Toolboxes are your friends!
Coming from a development background I originally envisioned level design as involving a lot of manually tweaking objects, maybe adding them to a toolbox, then repeating over and over again. I am accustomed to manually tweaking the settings on a blank object then copy/pasting it where needed, so this seemed like a perfectly reasonable work flow. After turning the tool over to an artist I quickly saw the problem with this - as an artist, they simply want to pick a brush and paint with it. Photoshop, Inkscape, Adobe Illustrator - pretty much every artist tool known to man - focuses on placing a large palette within easy reach. Do yourself (and your artists) a favor and follow the UI conventions already established.
To deal with this feedback I instead focused on automatically building palettes that contain every possible prop they might want to drop into the game. I have the luxury of working with experienced artists who are very understanding of the realities of development. Even so, it's better to make your tool smart than to require that your users are.
Borrow conventions from other great tools
This one goes with the note on toolboxes above. When I use an IDE, I tend to expect some sort of code completion functionality. I find myself pressing Ctrl+E,D in an attempt to clean up my code. If I can't remember the complete name of a method, I want to type a dot and have the IDE tell me about what's available. Regardless of personal IDE preference, my point is that interactions with tools are learned. Don't fight this - use it to your ADVANTAGE!
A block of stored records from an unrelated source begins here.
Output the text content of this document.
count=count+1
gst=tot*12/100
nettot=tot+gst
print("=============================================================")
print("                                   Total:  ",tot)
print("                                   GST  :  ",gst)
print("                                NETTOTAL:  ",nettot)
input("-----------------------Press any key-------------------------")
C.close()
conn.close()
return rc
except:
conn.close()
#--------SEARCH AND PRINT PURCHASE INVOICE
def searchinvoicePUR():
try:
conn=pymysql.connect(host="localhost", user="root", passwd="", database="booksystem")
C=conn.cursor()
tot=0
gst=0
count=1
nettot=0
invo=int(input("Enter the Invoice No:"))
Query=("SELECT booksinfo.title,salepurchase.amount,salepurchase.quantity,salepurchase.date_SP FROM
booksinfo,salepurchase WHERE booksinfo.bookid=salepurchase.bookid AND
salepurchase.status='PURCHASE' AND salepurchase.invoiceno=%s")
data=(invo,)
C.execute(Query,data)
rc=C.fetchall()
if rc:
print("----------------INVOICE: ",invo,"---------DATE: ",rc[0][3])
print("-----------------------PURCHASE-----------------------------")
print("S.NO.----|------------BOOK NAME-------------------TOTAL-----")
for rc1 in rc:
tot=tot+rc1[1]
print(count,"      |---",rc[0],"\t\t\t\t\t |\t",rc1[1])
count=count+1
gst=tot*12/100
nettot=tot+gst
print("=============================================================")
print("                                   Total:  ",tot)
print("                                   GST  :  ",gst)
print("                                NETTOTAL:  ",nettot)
If your editor needs to be able to place straight lines, use shift+click to draw a line from the last point. Use the mouse wheel to pan up/down and ctrl+wheel to zoom. If you support panning in your editor, use space+drag as a shortcut for pan. In short, find the shortcuts that your customer is used to and reuse those.
Who needs Undo/Redo anyway?
When I first sat down with Becky I was feeling pretty good about the state of the editor. Shortly after addressing the above issues she started to paint terrain. She was dragging new terrain, erasing a few pieces and having a grand old time. Then she made a mistake and asked why she couldn't simply undo. Hmm - good point! One mark of a good editor (or software of almost any kind) is that you should never feel trapped. If you make a mistake, you should be able to fix it. I have decided that when I am manipulating the level in ANY way, it is best to use whatever Undo/Redo solution you have chosen to implement. Better to have too much undo history than too little!
Timely preview is irreplaceable
So you've built yourself a WYSIWYG editor that renders content exactly as it will be seen in game. Everything is working flawlessly and using your editor for the first time feels like trying on an old pair of shoes. Fantastic! Now - how about taking that level for a test drive? No matter how good your level design team is they'll inevitably need to make changes. At a minimum your editor should allow the user to immediately (and at any time) load the currently open level into your game. Even better, if you can update the level design in the editor and have the changes synced to your game window you'll have a team of VERY happy level designers on your hands!
For our purposes I suspect simply having an easy preview will suffice, but I would love to explore how some of the more advanced options might work in the future.
Give them what they want
Everything above can be summarized here. My mission statement for this project is to make sure we never have to say no to a puzzle/level concept because of inefficient or insufficient tools. For indie games especially a strong central concept polished and iterated to perfection is FAR superior to a derivative or generic concept reskinned. In future posts I will address a few of these concepts in closer detail with code examples where useful. For now, though? Back to the code!